For instance, recent reports have referred to tokenism,28 29 or highlighted the potential challenges in identifying suitable individuals who are impartial and selleck chem Cabozantinib able to understand research methodologies, retain an interest, and commit long-term;15 17–19 30 of researchers having little experience of PPI and being uncertain about what to expect;15
18 31 and of jargon-related problems.19 32 33 INVOLVE suggest that PPI contributors would benefit from a ‘glossary of technical terms’,17 again something reflected in the suggestions from contributors within our study.
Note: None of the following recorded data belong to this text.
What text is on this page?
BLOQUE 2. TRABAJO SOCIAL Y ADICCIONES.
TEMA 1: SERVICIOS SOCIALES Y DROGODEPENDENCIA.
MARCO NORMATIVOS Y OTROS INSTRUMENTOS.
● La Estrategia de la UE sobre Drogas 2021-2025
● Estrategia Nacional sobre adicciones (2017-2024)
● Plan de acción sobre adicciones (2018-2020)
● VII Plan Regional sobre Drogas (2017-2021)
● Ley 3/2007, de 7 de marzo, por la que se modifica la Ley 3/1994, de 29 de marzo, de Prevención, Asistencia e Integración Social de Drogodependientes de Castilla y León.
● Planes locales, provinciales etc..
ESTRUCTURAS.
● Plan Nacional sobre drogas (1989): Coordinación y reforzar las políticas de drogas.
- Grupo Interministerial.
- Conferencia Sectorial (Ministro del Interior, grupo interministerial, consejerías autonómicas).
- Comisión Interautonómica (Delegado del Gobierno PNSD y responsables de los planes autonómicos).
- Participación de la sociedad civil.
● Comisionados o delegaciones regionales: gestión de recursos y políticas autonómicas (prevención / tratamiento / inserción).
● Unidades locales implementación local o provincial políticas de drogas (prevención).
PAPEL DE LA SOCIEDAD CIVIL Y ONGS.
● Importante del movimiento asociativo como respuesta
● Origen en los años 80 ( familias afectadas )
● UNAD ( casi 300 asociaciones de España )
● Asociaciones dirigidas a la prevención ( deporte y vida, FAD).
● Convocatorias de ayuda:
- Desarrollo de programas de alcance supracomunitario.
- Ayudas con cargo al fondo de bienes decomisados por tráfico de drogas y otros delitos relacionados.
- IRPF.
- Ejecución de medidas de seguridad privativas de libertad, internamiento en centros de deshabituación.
Staley4 refers to the challenge of ensuring that involvement is meaningful and not simply tokenistic. Findings from the EPIC project regarding PPI training needs suggest that while informants were broadly receptive to PPI training for researchers, there was considerable reluctance regarding the training of PPI contributors, with a preference for ‘informal inductions’. The health services researchers in a previous qualitative interview study varied in how they interpreted PPI policy and in their PPI ‘working practices’ and referred to how PPI brought a ‘fear of the unknown’.31 This study also points to a ‘know-do’ gap, whereby researchers’ talk of the importance and value of PPI in the ‘ideal’ world stood in contrast to their experiences of ‘the reality’ of implementing PPI in practice.29 The timing of involvement has been recently highlighted3 20 and is clearly
an ongoing challenge which is exacerbated by financial and time constraints8 32 particularly during the grant-writing stage. Study limitations We used a historical cohort of trials that had been funded 4–8 years ago. Even in that short time the emphasis on PPI has grown and our findings may not reflect the planning and implementation of PPI in trials funded more recently. Some of the trials in our sample were also initiated and completed some time before the interviews. However, this limitation is offset somewhat by the inclusion of ongoing trials in which PPI activity was recent and therefore easier to recollect. There were five trials for which it was
not possible to determine whether all documented PPI Brefeldin_A plans had been fully implemented or not. In some cases informants clearly struggled to recall events for trials which had ended several years previously or where researchers were involved in a number of trials simultaneously. We explored with informants how PPI contributors were involved in the trials but did not directly quiz CIs about why certain plans within their application were not implemented. This was intentional as we did not want to pose questions which may have seemed accusatory and have a detrimental impact on the rapport between informant and interviewer or risk informants becoming defensive. While some trialists seem to have expanded on their plans for PPI once the trial was underway there may, conversely, have been instances in which plans were not fully documented within the grant application.